Riche en symboles également la diversité des personnes présentes sur l’esplanade de Champ-Fleuri. Outre les représentants du Groupe de Dialogue Interreligieux de La Réunion et de nombreux anonymes aux ancêtres originaires de maints points du globe, nombre d’élu(e)s d’opinions diverses avaient également répondu à l’invitation, réuni(e)s par leur volonté d’exprimer leur solidarité.
Parmi les intervenants à la cérémonie, une dame, s’exprimant « au nom de femmes de différentes religions », a mis l’accent sur la signification de cette union exaltant « l’unité de nos valeurs communes ».

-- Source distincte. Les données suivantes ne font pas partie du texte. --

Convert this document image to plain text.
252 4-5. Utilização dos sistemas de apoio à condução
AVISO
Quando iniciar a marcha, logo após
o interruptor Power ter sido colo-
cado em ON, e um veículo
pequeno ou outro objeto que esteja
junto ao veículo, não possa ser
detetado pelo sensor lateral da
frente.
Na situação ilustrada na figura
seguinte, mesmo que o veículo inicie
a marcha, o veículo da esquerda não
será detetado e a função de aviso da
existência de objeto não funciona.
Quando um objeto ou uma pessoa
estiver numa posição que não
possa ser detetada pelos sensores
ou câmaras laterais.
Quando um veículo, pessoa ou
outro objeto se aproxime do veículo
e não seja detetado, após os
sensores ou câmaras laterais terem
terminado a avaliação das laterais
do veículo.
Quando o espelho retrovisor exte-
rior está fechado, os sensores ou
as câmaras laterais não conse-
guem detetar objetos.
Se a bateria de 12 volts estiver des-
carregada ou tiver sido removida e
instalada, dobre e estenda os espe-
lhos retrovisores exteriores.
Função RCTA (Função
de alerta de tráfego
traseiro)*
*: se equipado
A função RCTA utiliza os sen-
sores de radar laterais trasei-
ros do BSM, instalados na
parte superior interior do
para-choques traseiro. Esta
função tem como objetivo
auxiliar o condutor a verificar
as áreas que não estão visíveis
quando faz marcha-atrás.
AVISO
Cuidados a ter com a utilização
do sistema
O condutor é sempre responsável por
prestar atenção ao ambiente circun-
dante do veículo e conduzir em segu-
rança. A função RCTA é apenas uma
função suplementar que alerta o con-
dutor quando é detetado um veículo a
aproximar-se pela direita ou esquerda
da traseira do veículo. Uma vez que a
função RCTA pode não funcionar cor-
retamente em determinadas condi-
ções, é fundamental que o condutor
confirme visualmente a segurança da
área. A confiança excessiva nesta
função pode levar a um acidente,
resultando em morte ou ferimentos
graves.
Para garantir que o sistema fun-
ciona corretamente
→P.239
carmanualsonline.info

Le contraste est saisissant entre cette émouvante communion des composantes de notre peuple et le pathétique spectacle des divisions, des rivalités et des polémiques du petit monde politique et socioculturel de l’île. Quelles peuvent bien être les « valeurs communes » de celles et ceux qui alimentent de telles dissensions ? À quoi, à qui peuvent-elles donc servir ?
De même que, quasi spontanément, nous démontrons notre capacité à nous unir pour soutenir dans l’adversité nos frères et sœurs Comoriens, serait-il impossible, par contre, de nous unir pour combattre de toutes nos forces la pauvreté dont la moitié de notre peuple est victime ? Serait-il impossible de s’en prendre — unis — à toutes les inégalités qui minent notre société ? Plutôt que nous épuiser dans une stérile concurrence entre personnes à l’abri du besoin, pourquoi ne pas plutôt privilégier l’unité des Réunionnais pour être mieux en capacité de régler nos problèmes ?
L. B.
Note de la Rédaction au sujet d’une tribune intitulée « Nommer le privilège zorey pour construire l’égalité à La Réunion »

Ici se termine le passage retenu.